From here, the RAID is like any other filesystem. Pick a mount point, make sure to mount it "-o nodelalloc", and off you go.

CORRECTION: Debian kernel 2.6.26-1 does not support the "nodelalloc" mount option. I ended up installing kernel 2.6.27.7 from http://kernel.org/. As the "nodelalloc" option was only recommended for 2.6.26-based kernels, I am no longer mounting the ext4 filesystem with the "nodelalloc" option.

Installing Ubuntu 8.04 on an ASUS F8Va-C1 laptop

As my primary workstation, I just ordered an ASUS F8Va-C1 laptop from Newegg. On the surface, this thing looked slick. 2.53GHz Intel Core2 Duo processor, 4GB of RAM, ATI Radeon 3650 video card with 1G dedicated VRAM, and a 320GB HDD. It came with Vista installed, but I figured I could just resize the Windows partition and install Ubuntu. The best laid plans...

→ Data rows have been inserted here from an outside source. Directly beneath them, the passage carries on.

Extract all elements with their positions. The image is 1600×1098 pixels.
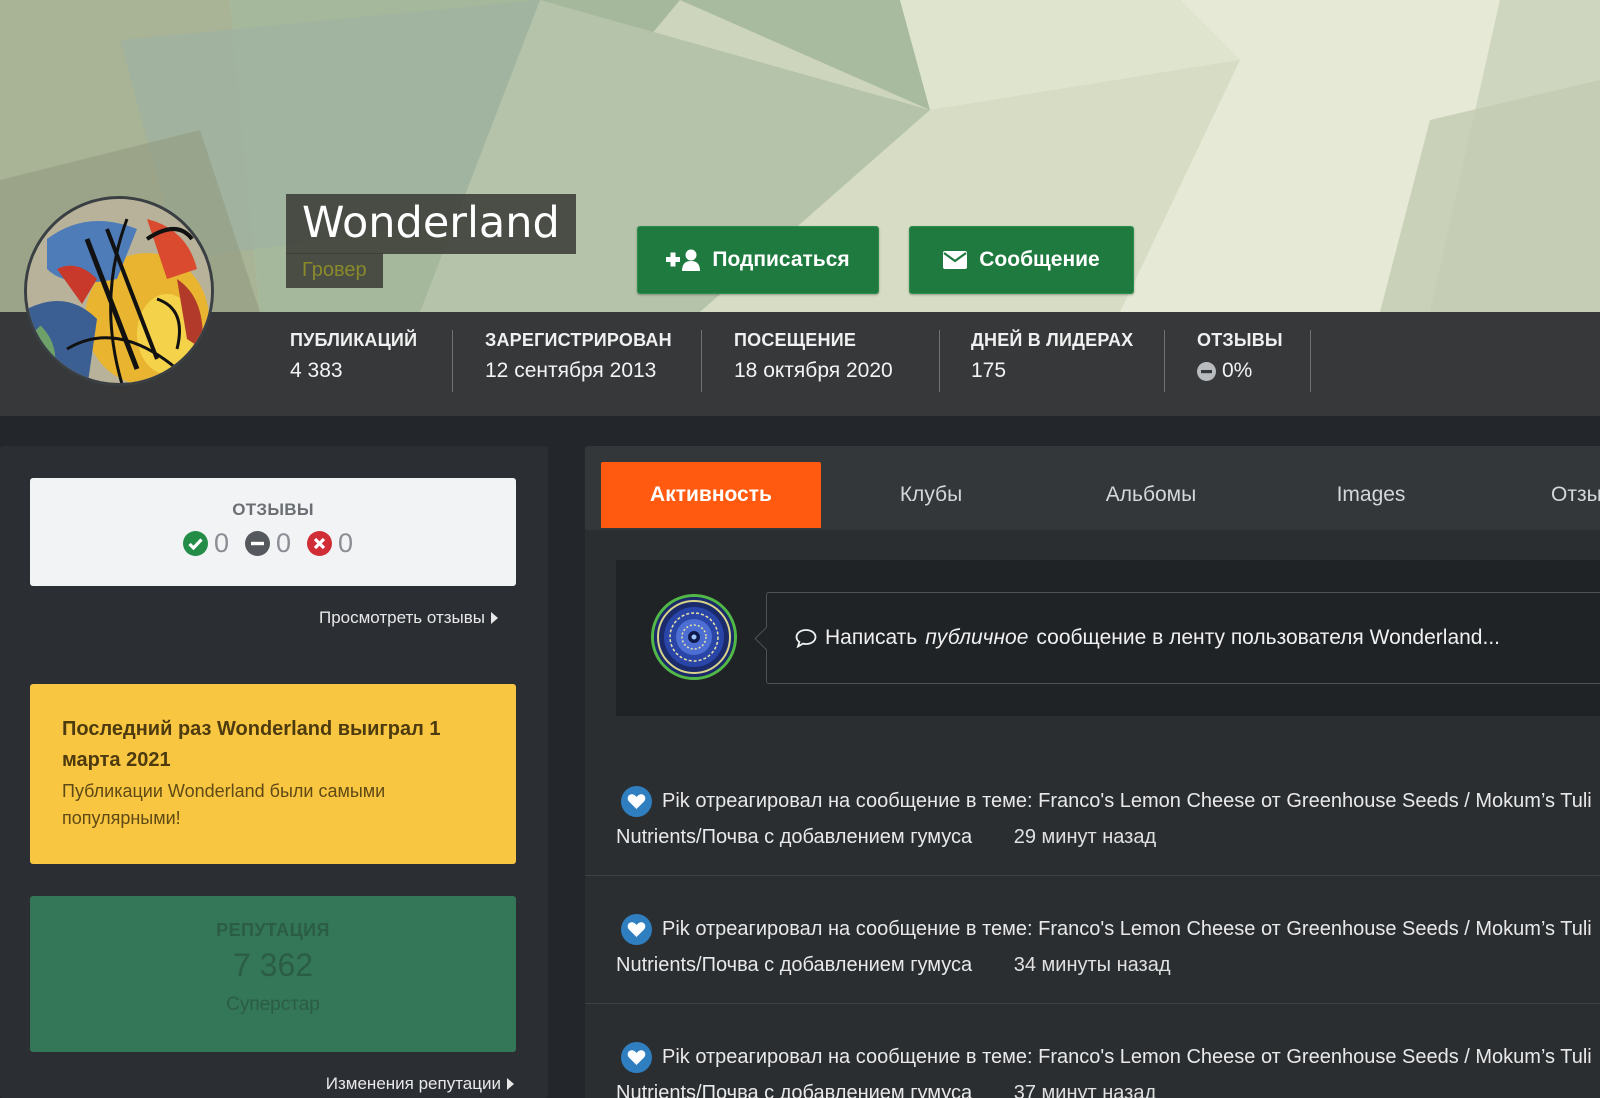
status-input-emphasis: публичное bbox=[925, 626, 1029, 649]
status-composer: Написать публичное сообщение в ленту пол… bbox=[616, 560, 1600, 716]
heart-icon bbox=[621, 1042, 652, 1073]
heart-icon bbox=[621, 786, 652, 817]
stat-feedback-label: ОТЗЫВЫ bbox=[1197, 330, 1283, 350]
stat-divider bbox=[701, 330, 702, 392]
feedback-title: ОТЗЫВЫ bbox=[232, 500, 314, 519]
feedback-counts: 0 0 0 bbox=[30, 528, 516, 559]
message-button[interactable]: Сообщение bbox=[909, 226, 1134, 294]
stat-posts-value: 4 383 bbox=[290, 359, 343, 382]
feedback-positive-count: 0 bbox=[213, 528, 229, 558]
stat-leader-days-value: 175 bbox=[971, 359, 1007, 382]
stat-last-visit-label: ПОСЕЩЕНИЕ bbox=[734, 330, 857, 350]
activity-text[interactable]: Pik отреагировал на сообщение в теме: Fr… bbox=[662, 1046, 1592, 1069]
reputation-card: РЕПУТАЦИЯ 7 362 Суперстар bbox=[30, 896, 516, 1052]
profile-tabs: Активность Клубы Альбомы Images Отзы bbox=[585, 446, 1600, 530]
follow-button-label: Подписаться bbox=[712, 248, 850, 271]
status-input-suffix: сообщение в ленту пользователя Wonderlan… bbox=[1036, 626, 1500, 649]
minus-circle-icon bbox=[244, 531, 270, 556]
profile-avatar[interactable] bbox=[24, 196, 214, 386]
check-circle-icon bbox=[182, 531, 208, 556]
stat-posts: ПУБЛИКАЦИЙ 4 383 bbox=[290, 330, 417, 394]
stat-feedback-value: 0% bbox=[1222, 359, 1253, 382]
stat-divider bbox=[939, 330, 940, 392]
profile-stats-bar: ПУБЛИКАЦИЙ 4 383 ЗАРЕГИСТРИРОВАН 12 сент… bbox=[0, 312, 1600, 416]
activity-time: 34 минуты назад bbox=[1013, 954, 1171, 976]
reputation-value: 7 362 bbox=[232, 947, 314, 983]
tab-clubs[interactable]: Клубы bbox=[821, 462, 1041, 528]
user-plus-icon bbox=[666, 249, 701, 271]
profile-rank-box: Гровер bbox=[286, 253, 383, 288]
heart-icon bbox=[621, 914, 652, 945]
viewer-avatar[interactable] bbox=[651, 594, 737, 680]
activity-topic-continued[interactable]: Nutrients/Почва с добавлением гумуса bbox=[616, 826, 972, 848]
reputation-rank: Суперстар bbox=[226, 994, 320, 1015]
stat-feedback: ОТЗЫВЫ 0% bbox=[1197, 330, 1283, 394]
profile-content: Активность Клубы Альбомы Images Отзы Нап… bbox=[585, 446, 1600, 1098]
view-feedback-link[interactable]: Просмотреть отзывы bbox=[319, 608, 498, 628]
stat-registered-label: ЗАРЕГИСТРИРОВАН bbox=[485, 330, 672, 350]
activity-line-2: Nutrients/Почва с добавлением гумуса 37 … bbox=[616, 1082, 1156, 1098]
tab-activity[interactable]: Активность bbox=[601, 462, 821, 528]
activity-topic-continued[interactable]: Nutrients/Почва с добавлением гумуса bbox=[616, 1082, 972, 1098]
tab-feedback[interactable]: Отзы bbox=[1481, 462, 1600, 528]
stat-registered: ЗАРЕГИСТРИРОВАН 12 сентября 2013 bbox=[485, 330, 672, 394]
caret-right-icon bbox=[507, 1078, 514, 1090]
envelope-icon bbox=[943, 251, 968, 269]
activity-item: Pik отреагировал на сообщение в теме: Fr… bbox=[585, 876, 1600, 1004]
activity-line: Pik отреагировал на сообщение в теме: Fr… bbox=[621, 914, 1592, 945]
follow-button[interactable]: Подписаться bbox=[637, 226, 879, 294]
view-feedback-link-label: Просмотреть отзывы bbox=[318, 608, 485, 627]
profile-name-box: Wonderland bbox=[286, 194, 576, 254]
leader-winner-card: Последний раз Wonderland выиграл 1 марта… bbox=[30, 684, 516, 864]
reputation-changes-link-label: Изменения репутации bbox=[325, 1074, 501, 1093]
caret-right-icon bbox=[491, 612, 498, 624]
stat-divider bbox=[1164, 330, 1165, 392]
stat-leader-days-label: ДНЕЙ В ЛИДЕРАХ bbox=[971, 330, 1134, 350]
feedback-negative-count: 0 bbox=[338, 528, 354, 558]
status-input[interactable]: Написать публичное сообщение в ленту пол… bbox=[766, 592, 1600, 684]
activity-time: 29 минут назад bbox=[1013, 826, 1157, 848]
status-input-prefix: Написать bbox=[825, 626, 918, 649]
tab-albums[interactable]: Альбомы bbox=[1041, 462, 1261, 528]
reputation-changes-link[interactable]: Изменения репутации bbox=[326, 1074, 514, 1094]
stat-posts-label: ПУБЛИКАЦИЙ bbox=[290, 330, 418, 350]
profile-rank: Гровер bbox=[302, 259, 367, 281]
activity-topic-continued[interactable]: Nutrients/Почва с добавлением гумуса bbox=[616, 954, 972, 976]
sidebar: ОТЗЫВЫ 0 0 0 Просмотреть отзывы Последни… bbox=[0, 446, 548, 1098]
activity-line-2: Nutrients/Почва с добавлением гумуса 34 … bbox=[616, 954, 1171, 977]
activity-text[interactable]: Pik отреагировал на сообщение в теме: Fr… bbox=[662, 790, 1592, 813]
activity-line-2: Nutrients/Почва с добавлением гумуса 29 … bbox=[616, 826, 1156, 849]
activity-line: Pik отреагировал на сообщение в теме: Fr… bbox=[621, 786, 1592, 817]
stat-divider bbox=[452, 330, 453, 392]
activity-item: Pik отреагировал на сообщение в теме: Fr… bbox=[585, 748, 1600, 876]
stat-last-visit: ПОСЕЩЕНИЕ 18 октября 2020 bbox=[734, 330, 893, 394]
stat-divider bbox=[1310, 330, 1311, 392]
stat-registered-value: 12 сентября 2013 bbox=[485, 359, 657, 382]
tab-images[interactable]: Images bbox=[1261, 462, 1481, 528]
message-button-label: Сообщение bbox=[979, 248, 1100, 271]
profile-name-block: Wonderland Гровер bbox=[286, 194, 576, 288]
mandala-avatar-image bbox=[654, 597, 734, 677]
x-circle-icon bbox=[307, 531, 333, 556]
activity-text[interactable]: Pik отреагировал на сообщение в теме: Fr… bbox=[662, 918, 1592, 941]
activity-line: Pik отреагировал на сообщение в теме: Fr… bbox=[621, 1042, 1592, 1073]
activity-time: 37 минут назад bbox=[1013, 1082, 1157, 1098]
reputation-title: РЕПУТАЦИЯ bbox=[216, 920, 330, 940]
winner-text: Публикации Wonderland были самыми популя… bbox=[62, 781, 386, 828]
profile-name: Wonderland bbox=[302, 198, 560, 248]
stat-feedback-value-row: 0% bbox=[1197, 359, 1283, 383]
feedback-card: ОТЗЫВЫ 0 0 0 bbox=[30, 478, 516, 586]
winner-title: Последний раз Wonderland выиграл 1 марта… bbox=[62, 718, 441, 771]
stat-last-visit-value: 18 октября 2020 bbox=[734, 359, 893, 382]
feedback-neutral-count: 0 bbox=[275, 528, 292, 558]
activity-item: Pik отреагировал на сообщение в теме: Fr… bbox=[585, 1004, 1600, 1098]
stat-leader-days: ДНЕЙ В ЛИДЕРАХ 175 bbox=[971, 330, 1133, 394]
avatar-painting-image bbox=[27, 199, 211, 383]
speech-bubble-icon bbox=[795, 629, 817, 648]
minus-circle-icon bbox=[1197, 361, 1216, 381]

I decided to go with Ubuntu 8.10, Intrepid Ibex. Lacking a CD burner on my current machine, I had one of my colleagues burn a copy for me. I put the CD into my new laptop (after spending a good 15 minutes trying to figure out that F2 was the key to get into the BIOS - serves me right for not RTFMing) and turned it on. Splash screen came up, and eventually I was presented with a white screen and nothing more. No sounds, no cursor, nothing.

Then I tried 8.04, and at least got the LiveCD to boot. I tried doing the install from the LiveCD, but ended up getting SquashFS errors (i.e. bad sectors on the CD). I took the thing home after work, burned an 8.10 CD according to the Coasterless CD burning instructions for Linux (just in case I was having issues caused by a poorly-burned CD), and had the same results. I burned an 8.04 CD using the same instructions and got a little further, but again got SquashFS errors. I booted the CD via an external drive I had laying around, and got even further, but still got SquashFS errors. As it was the night before Thanksgiving, and I had to be up at 0500 to brine the turkey, I decided not to play with it any further.

Today I brought the laptop back into work and installed an Ubuntu 8.04 network install image onto a USB stick using UNetbootn. So far, this is going well. I've been able to set up my disk using LVM (unfortunately, in all the installation attempts I deleted the Vista install, but hey, it's Vista. I'll likely be putting XP Pro on the Windows partition.) I'm keeping my fingers crossed...

Those SquashFS errors, though, have me worried. I suspect that the laptop's internal CD drive is messed up - I need to do some tests to be sure.